Tuesday, December 1

How Competition and Cooperation benefits Linux

First I must explain what a scheduler is and outline some history. To avoid writing hundreds of pages and getting into too much technical detail, I have simplified things a somewhat and not included a lot of scheduler variants that have also played a part.




In short, if you have two applications running, like a word processor and a music player, you don't want your music to stop playing while you are cutting and pasting a paragraph in your word processor - you need a scheduler! The reason that your music keeps playing is due to the actions of a scheduler that allocates how much precious processor time each application has, possibly interleaving the processing of the two a thousand times a second.

In actual fact there are many tasks that need to be scheduled that most people are totally unaware of, and even highly technical people are glad they don't have to worry about them (normally!). Note that even a single application may be running several tasks that the scheduler has to manage. Now even if you are only running one application that has only a single task, there are other tasks that also need to be scheduled (like updating the clock display), plus system tasks you'll most likely never be aware of.

If you have a processor with multiple cores (as in most new computers bought recently), you still need a scheduler - as it also is responsible for sharing the work between the different cores.

When you are runing a modern operating system like Linux, the kernel (the heart of an operating system) must allocate processor time between different tasks. In the old days, there was a simple scheduler that worked moderately well for single core processors, but did not perform very well when you had 2 or more cores. Performance for 2 cores was not too bad, but it rapidly got worse for 4 or more cores. For ordinary desk top users, this was not really a problem, but for power users and heavy duty servers - there was an increasing mismatch with the performance people expected from multi-core systems and what was actually delivered.

So a bunch of people got together to develop a better scheduler, one that tended to deliver performance proportional to the number of processor cores available - provided, of course, that there were enough tasks that could be allocated between the cores. This was called the O(1) scheduler, as the elapsed time taken to schedule was independent of the number of processor cores. This had a few problems, such as some tasks were unfairly treated, which meant they tended to be starved of the processor time they needed.

So a new scheduler was developed, the CFS or Completely Fair Scheduler.

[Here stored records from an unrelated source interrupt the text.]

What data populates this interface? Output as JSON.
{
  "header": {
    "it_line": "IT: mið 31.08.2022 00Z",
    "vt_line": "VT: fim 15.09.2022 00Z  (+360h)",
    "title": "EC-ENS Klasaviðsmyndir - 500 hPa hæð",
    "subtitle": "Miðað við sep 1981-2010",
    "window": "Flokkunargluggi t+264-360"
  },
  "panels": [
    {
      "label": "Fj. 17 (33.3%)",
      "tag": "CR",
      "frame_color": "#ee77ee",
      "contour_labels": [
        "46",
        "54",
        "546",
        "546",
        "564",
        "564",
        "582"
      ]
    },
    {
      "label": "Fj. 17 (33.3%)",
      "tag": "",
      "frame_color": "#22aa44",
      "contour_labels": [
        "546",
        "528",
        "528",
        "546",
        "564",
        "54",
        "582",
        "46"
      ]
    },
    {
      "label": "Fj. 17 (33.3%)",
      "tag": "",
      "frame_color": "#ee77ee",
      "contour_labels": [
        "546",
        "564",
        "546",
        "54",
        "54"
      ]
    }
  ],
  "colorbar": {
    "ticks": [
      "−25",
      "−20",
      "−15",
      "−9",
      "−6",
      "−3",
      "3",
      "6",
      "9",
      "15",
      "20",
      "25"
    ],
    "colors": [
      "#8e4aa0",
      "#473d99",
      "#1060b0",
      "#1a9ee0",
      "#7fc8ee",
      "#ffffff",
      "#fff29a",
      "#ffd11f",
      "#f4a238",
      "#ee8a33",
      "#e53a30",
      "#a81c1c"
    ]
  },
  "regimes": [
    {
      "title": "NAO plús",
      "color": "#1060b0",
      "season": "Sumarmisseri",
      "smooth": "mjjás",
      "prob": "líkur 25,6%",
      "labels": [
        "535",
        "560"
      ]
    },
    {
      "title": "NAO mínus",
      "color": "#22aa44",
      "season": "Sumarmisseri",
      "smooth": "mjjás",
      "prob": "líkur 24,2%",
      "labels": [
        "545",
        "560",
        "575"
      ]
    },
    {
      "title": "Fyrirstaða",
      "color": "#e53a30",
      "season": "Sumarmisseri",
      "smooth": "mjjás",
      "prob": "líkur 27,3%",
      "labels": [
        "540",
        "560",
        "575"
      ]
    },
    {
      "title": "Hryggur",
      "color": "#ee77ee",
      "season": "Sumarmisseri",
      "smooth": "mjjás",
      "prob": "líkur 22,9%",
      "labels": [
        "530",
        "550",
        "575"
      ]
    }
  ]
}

A very gifted developer (Con Kolivas) designed and implemented his own scheduler that was far better in some ways, unfortunately he was very sick, communications between him and the developer of the CFS broke down. Key improvements were made to the CFS as a direct result of Con's work and he was given due recognition - unfortunately bad feelings developed. Developers are human, have emotions, and have bad days - like everyone else.

Just recently, Con developed a much simpler and much faster, for types of workloads on personal computers, refered to as the BFS. A developer of the software used to decode things like MP3 files so you can play music (for the technically inclined it is the multi media codec H.264) found Con's new scheduler did a lot better than the CFS.

So the H.264 developer contacted the CFS developers and they took on board the problem and modified the CFS to be much faster.

If you go to this blog entry, you will see how Competition and Cooperation can significantly improve the Linux kernel (it also shows that not all is perfect in the land of Linux). One of the keys is raising useful bug reports rather than just simply complaining. Remember, even non technical users can raise bug reports. The importance of raising concerns with developers is highlighted here (a test case is a simple way to reproduce the problem):
[...]
So I tentatively submitted a test case to the Linux kernel mailing list. I didn’t know what to expect; maybe more flames carrying over from the BFS debate? Instead, I got “Thanks a bunch for the nice repeatable testcase!” This is one of the few times I’ve seen this outside of what I attempt to do with x264: a developer happy to see someone report a bug with his code and apparently eager to jump to fixing it. Though it certainly sounded good so far, but would anything result from this?

Answer: yes: up to a 70% increase in performance, committed the next day. But the kernel devs weren’t done yet: a quick grep of Linux kernel mails over the next weeks showed x264 popping up in quite a few scheduler benchmarks: they had added it as a regular test case. And just recently we got another 10% performance.